Discuss with your clinician
- Before starting: have a preconception visit with your primary care or OB-GYN. The visit covers: review of medical history + medications (some teratogenic medications need to be discontinued or transitioned BEFORE TTC), vaccinations (rubella, varicella, hepatitis B status), preconception genetic carrier screening discussion, folate supplementation (start 3+ months before TTC), and timing of when to seek REI consultation.
- Female partner Phase 1 workup with OB-GYN or REI: AMH, day 3 FSH + estradiol, antral follicle count on TVUS, TSH + free T4 + TPO antibodies, prolactin, vitamin D, ferritin, B12 + RBC folate, A1c. AMH below the age-adjusted threshold may significantly change the fertility-planning timeline.

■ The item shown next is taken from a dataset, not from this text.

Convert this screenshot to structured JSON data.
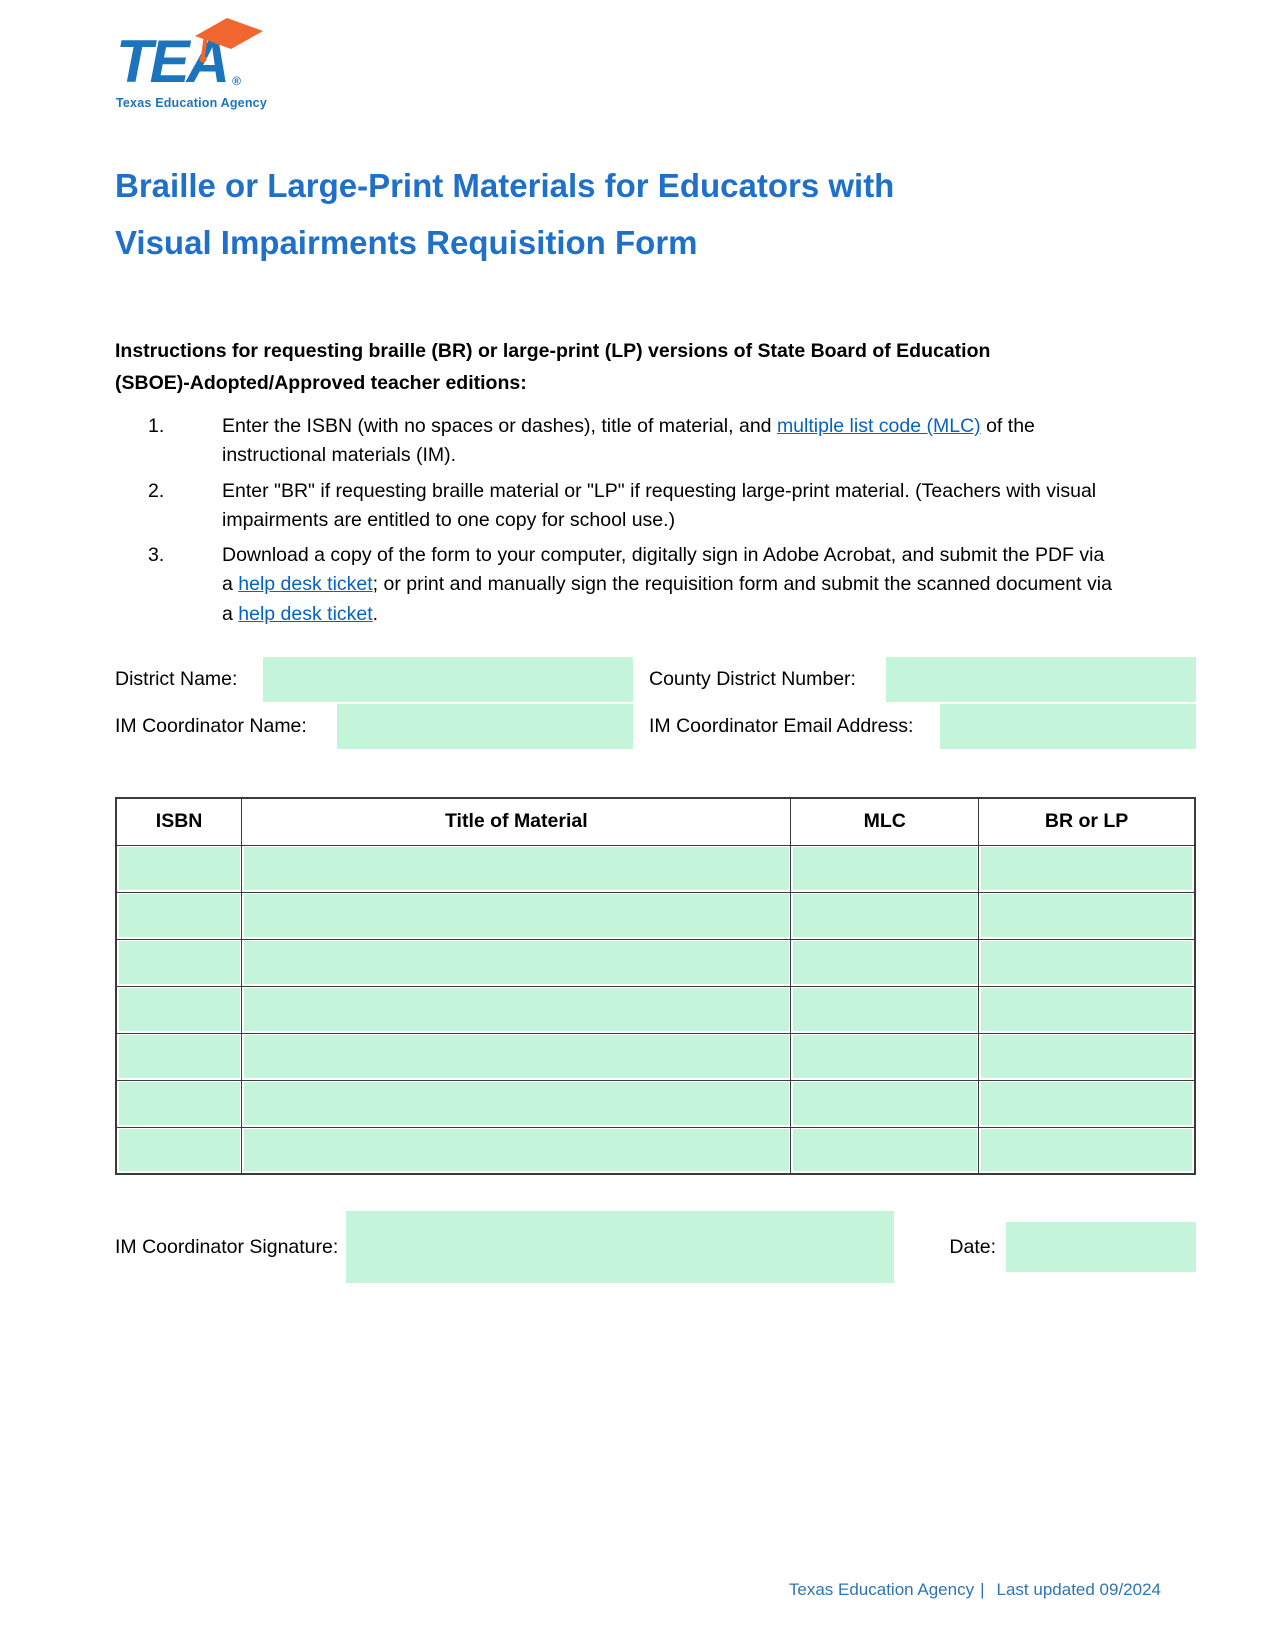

- Male partner Phase 1 workup: semen analysis (volume, count, motility, morphology) — this is non-invasive, inexpensive, and frequently identifies actionable issues. Total + free T, FSH, LH, prolactin, vitamin D, ferritin, B12. If semen analysis is abnormal, urology referral.
- If pursuing Phase 2 (kisspeptin for cycle irregularities): the specialist-managed REI pathway is the appropriate route — they may use kisspeptin within structured fertility-treatment cycles where research-protocol pulsatile dosing applies. Community single-daily SubQ dosing for vague 'fertility support' lacks evidence.
- If pursuing Phase 2 (CJC/Ipa for male preparation window): coordinate with urologist or REI. Confirm the 8-12 week washout window before active TTC begins. Do not continue during active TTC without explicit specialist input.
- On confirmed pregnancy: contact OB-GYN immediately for prenatal care transition. STOP Phase 2 peptides. Continue Phase 1 cofactors per OB-GYN guidance (typically transitioned into a standard prenatal vitamin program).
Evidence summary
Tier 3 protocol overall. Phase 1 (B12 cofactor with folate-via-prenatal framing) is Tier 1-2: folate for neural tube defect prevention is among the most evidence-based preconception interventions in modern medicine (Tier 1); B12 for confirmed deficiency is Tier 2. Phase 2 splits significantly by indication: kisspeptin is Tier 2 for hypothalamic amenorrhea + IVF oocyte maturation triggering in REI-managed research-clinical contexts (Imperial College / Dhillo lab; Jayasena 2014, Abbara 2015), but Tier 3 for community single-daily SubQ dosing extrapolated from those pulsatile protocols. CJC/Ipa is Tier 2 for GH/IGF-1 axis restoration on component PK/PD data; Tier 3-4 for use in male preconception specifically — no published data on semen quality or epigenetic effects during spermatogenesis. Honest framing: the strongest evidence for any peptide in this protocol is in REI-managed contexts; community self-determined use lacks comparable evidence and the protocol surface should not appear to substitute for specialist input.
Components (3)
- B12 (Methylcobalamin)Vitamin (methylcobalamin)
- KisspeptinKISS1R agonist (hypothalamic neuropeptide)
- CJC-1295 / IpamorelinBlend
Often combined with
- Postpartum Recovery
Postpartum users may re-enter fertility planning after weaning (typically 6-12 months postpartum minimum; longer is reasonable). The lab workup baseline often differs from a first-pregnancy preconception workup — ferritin and thyroid status may need re-establishment after the postpartum window. Coordinate transition with OB-GYN.
- Energy & Vitality
B12 + B-vitamin overlap with Energy Phase 1. If you're running both protocols (e.g., addressing fatigue alongside preconception planning), do NOT double-dose B12 — single weekly dose covers both surfaces. Energy protocol's broader cofactor work may also benefit preconception nutrient status.